After I read “The Power of Now”, a few things connected for me. First, I was able to confidently lean into my spirituality. Prior to reading this, I felt like I shut out the spiritual part of my life. It wasn’t a priority for me.
When I started working with Angie, I remember telling her I believe in the “universe” and “energy”, but that was my half-assed excuse for not prioritizing my spirituality. Around the same time I shared that with her, I had a dream where I was showing Keven (the person who inspired me to work with Angie) and his family my house. All of my “things”. I was trying so hard to impress him in this dream. He calmly said: “All of this stuff is great, but how’s your relationship with God?”. Then I woke up from that dream. That stayed with me for several months.
After my Gram passed, I lost faith. I had a dark view of death and felt disconnected from source. My Gram was a devout Catholic and I grew up singing in the choir, going to mass several times a week with her and continued to go to church as a young adult. When my career started taking off, that was my priority. My faith was not.
So in January, I read the book and felt open. I felt called back to source. I read the book again and began adding prayer to my morning practice. I was very specific about who I prayed for and I started seeing the impact this practice had in my life. In February, I met Gerard Adams and joined the Conscious Leaders Mastermind. During our initial conversation, Gerard shared his story with me and there were many similarities. Probably the most powerful was his connection with his grandmother and her energy.
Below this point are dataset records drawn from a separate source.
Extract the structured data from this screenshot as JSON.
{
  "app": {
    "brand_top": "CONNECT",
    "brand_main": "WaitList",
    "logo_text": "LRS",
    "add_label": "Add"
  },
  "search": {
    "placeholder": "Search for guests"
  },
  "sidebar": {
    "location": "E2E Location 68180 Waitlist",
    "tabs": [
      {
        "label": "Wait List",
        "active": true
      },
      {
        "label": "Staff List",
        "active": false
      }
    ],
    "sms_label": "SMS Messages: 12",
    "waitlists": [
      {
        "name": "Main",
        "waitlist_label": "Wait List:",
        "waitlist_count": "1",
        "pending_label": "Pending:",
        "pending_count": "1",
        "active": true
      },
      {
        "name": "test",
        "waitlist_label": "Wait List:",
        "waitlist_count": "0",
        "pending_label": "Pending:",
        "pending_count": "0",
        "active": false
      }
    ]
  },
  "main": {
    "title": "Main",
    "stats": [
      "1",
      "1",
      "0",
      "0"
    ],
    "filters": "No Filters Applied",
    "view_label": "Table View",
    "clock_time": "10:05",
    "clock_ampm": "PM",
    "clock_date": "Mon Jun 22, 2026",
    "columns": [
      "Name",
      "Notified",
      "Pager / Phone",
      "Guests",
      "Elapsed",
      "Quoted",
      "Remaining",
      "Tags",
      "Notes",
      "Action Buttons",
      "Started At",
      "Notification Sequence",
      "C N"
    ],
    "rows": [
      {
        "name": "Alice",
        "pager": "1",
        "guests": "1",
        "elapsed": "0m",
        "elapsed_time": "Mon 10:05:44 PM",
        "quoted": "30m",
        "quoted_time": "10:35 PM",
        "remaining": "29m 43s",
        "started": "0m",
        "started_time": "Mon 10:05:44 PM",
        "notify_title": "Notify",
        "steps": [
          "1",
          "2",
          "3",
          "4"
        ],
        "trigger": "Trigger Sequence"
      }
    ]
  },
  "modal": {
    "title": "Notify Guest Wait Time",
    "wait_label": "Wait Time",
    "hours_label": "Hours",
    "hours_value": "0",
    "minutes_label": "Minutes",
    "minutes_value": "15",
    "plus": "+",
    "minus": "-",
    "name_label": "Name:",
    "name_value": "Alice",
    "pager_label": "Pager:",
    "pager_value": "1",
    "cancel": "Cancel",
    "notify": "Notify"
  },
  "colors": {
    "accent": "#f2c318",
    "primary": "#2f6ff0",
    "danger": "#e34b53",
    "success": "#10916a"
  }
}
During our second CLM meeting, Pharoah Kyle read my energy and told me I was on my path. My innermost thoughts and desires were showing up in my life so I really had to be mindful of my thoughts, what I was calling in, and what I was verbalizing to the world. During our 2nd call, just 1:1, I broke down. I cried so hard. I felt a deep longing for my Grandma. I felt alone on this leadership journey. I felt scared of what was yet to come. I wasn’t present. I was in fear. I was disconnected from source, disconnected from myself, and my energy was depleted.
He told me she is here with me, but she won’t show up again until I can create space for myself. Space to heal. Space to grow. Space to be. Until then, I was giving everything away across all aspects of my life. I was resentful and quite literally felt like I had nothing left to give. After that session, I felt called to the ocean. Growing up at the beach, and not being able to get there for a year hit me hard.
I told Angie I really wanted to get out to the beach but I was “too busy”. Again, sticking with the story my ego created in my head so I would continue to suffer. Angie told me I’m not that busy and just to get in my car and drive. So I did.
I drove out to Montauk in March. It was freezing cold but the expansive horizon allowing me to feel connected to myself again. I stayed a few days, then went home for a few weeks, then went back out to Montauk. By that time it was early April, right before I decided to attend the CLM Retreat in Tulum.